Agriculture also has a unique opportunity to revive and turn itself into the economy’s most important resource once deemed inconceivable) through the integrated cultivation of plants for foodstuffs, energy and raw materials – a ‘three-field economy’. In the cultivation of plants for raw materials, there lies a chance to ‘ecologise’ the chemical industry for a fundamental ‘metabolism’. Plants will replace petroleum as the diverse basic material of the future. In my book ‘The Solar Economy’ (under the heading ‘Forwards: towards the primary economy’) I described the fundamental importance of this development as a reorientation whereby agriculture’s marginalisation since the industrial revolution will be permanently ended, and a sociological decentralization (in place of further centralisation) will be introduced into our mega-cities. Opportunities for a natural second line of business and for increased productivity will also open up for the foodstuffs industry if it proceeds systematically and vigorously to commercialise its biological residues and waste – to produce electricity on its own or to produce and market bio-fuels.

Next to agriculture, it is the construction business, including the building materials industry, that will experience the largest upswing if it seizes the opportunities provided by solar construction. Numerous new building materials and construction methods – from glass that insulates as it produces electricity to energysaving wood constructions – could be employed. If every building is going to be capable of using cost-free solar energy optimally for heating and cooling purposes, it needs to adapt these new materials and methods to the conditions of the local topography and bio-climate – each with its own special solar plan. Solar retrofitting of the existing building stock plus new solar buildings are a goldmine for the construction trades, architecture and building engineers.

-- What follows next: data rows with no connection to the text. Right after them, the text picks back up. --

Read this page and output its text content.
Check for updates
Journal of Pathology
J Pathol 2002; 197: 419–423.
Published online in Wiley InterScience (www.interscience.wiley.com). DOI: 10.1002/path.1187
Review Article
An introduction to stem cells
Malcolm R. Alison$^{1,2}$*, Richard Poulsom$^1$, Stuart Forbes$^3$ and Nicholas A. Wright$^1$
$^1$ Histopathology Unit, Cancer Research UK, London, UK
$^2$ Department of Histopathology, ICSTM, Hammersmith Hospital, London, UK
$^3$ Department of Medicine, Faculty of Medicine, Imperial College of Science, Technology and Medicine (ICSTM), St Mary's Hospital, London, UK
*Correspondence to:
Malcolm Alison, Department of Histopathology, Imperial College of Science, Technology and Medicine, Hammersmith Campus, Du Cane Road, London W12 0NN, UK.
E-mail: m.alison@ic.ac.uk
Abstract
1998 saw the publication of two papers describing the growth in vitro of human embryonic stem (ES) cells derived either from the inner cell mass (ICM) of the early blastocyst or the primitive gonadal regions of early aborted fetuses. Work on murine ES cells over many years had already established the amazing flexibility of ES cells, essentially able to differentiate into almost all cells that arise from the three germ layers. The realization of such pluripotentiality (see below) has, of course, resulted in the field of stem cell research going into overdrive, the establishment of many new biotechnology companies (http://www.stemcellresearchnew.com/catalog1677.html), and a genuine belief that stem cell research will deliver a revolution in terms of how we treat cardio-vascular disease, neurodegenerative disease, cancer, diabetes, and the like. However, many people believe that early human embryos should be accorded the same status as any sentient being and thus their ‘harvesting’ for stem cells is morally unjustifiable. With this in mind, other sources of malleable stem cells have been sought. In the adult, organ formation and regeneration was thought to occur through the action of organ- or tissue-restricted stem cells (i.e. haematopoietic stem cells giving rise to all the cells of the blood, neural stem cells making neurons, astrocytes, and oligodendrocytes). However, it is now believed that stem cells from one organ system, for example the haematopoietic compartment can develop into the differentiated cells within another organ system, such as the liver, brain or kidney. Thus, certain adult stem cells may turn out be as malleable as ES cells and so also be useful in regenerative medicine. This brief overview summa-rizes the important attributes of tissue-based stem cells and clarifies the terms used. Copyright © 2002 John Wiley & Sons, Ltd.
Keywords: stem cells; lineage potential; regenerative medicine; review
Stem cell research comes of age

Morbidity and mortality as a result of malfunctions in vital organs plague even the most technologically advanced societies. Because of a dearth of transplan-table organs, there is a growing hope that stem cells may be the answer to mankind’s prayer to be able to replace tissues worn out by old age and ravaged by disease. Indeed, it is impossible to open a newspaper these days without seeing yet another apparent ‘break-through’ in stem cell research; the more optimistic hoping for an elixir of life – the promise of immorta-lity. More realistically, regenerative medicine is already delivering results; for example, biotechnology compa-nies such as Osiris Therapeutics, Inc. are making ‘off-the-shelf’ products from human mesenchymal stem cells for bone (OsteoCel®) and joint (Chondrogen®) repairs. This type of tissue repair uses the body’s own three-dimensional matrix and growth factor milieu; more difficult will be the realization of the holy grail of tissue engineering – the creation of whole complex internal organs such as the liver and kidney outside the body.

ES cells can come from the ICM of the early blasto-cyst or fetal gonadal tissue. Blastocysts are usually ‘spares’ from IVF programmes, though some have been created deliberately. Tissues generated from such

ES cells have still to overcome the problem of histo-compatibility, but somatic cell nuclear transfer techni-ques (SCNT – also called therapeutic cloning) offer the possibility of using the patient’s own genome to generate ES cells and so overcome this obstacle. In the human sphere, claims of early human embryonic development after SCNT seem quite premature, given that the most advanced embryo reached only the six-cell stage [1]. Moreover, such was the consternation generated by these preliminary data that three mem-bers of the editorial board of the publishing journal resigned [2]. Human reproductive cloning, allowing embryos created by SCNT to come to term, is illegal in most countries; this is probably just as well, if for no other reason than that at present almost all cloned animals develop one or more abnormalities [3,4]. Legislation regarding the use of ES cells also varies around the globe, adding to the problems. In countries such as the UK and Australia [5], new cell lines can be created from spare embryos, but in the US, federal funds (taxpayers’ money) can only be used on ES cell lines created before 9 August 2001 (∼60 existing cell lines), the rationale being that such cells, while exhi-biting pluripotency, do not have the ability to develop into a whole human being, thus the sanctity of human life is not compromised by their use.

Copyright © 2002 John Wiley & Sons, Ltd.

And, finally, there is the municipal (or local government) and regional energy business, which is taking electricity production back into its own hands and, as a partner for regional agriculture, is discovering the production and marketing of biofuels as a new line of work. The same holds true for the ‘energetic’ marketing of organic waste in cities and local governments. On the basis of local government marketing of all energetically useful biomass and waste material, as well as on the basis of direct utilisation of the local potential for solar radiation energy, wind, water, terrestrial and atmospheric heat, it is possible to come up with integrated utilisation plans that have short routes from production to consumption, plans with which a centrally organised energy business (with all the expensive outlays for its wide-ranging infrastructure) cannot compete.

In these local schemes, the public’s energy outlays remain in circulation inside municipal and regional economic channels. Even large energy corporations might be able to reconcile themselves with renewable energy by transforming themselves into holding companies for independently operating enterprises at the local and regional level; this way, they would also be able, in the words of Joseph A Schumpeter, “to avoid … coming down with a crash”, and instead “turn a rout … into orderly retreat”. As matters stand, however, they will probably be the last to attempt this.

In short, not only will new industrial enterprises emerge when renewable energy prevails, renewable energy will also open up opportunities for old branches of industry. The more autonomous investments flow into renewable energy, the faster old plant and equipment will be replaced by a new generation of decentralised energy facilities – and the better it will be for the industrial economy. What the energy business experiences as the destruction of capital breathes new life into industry and reinforces the economy at large.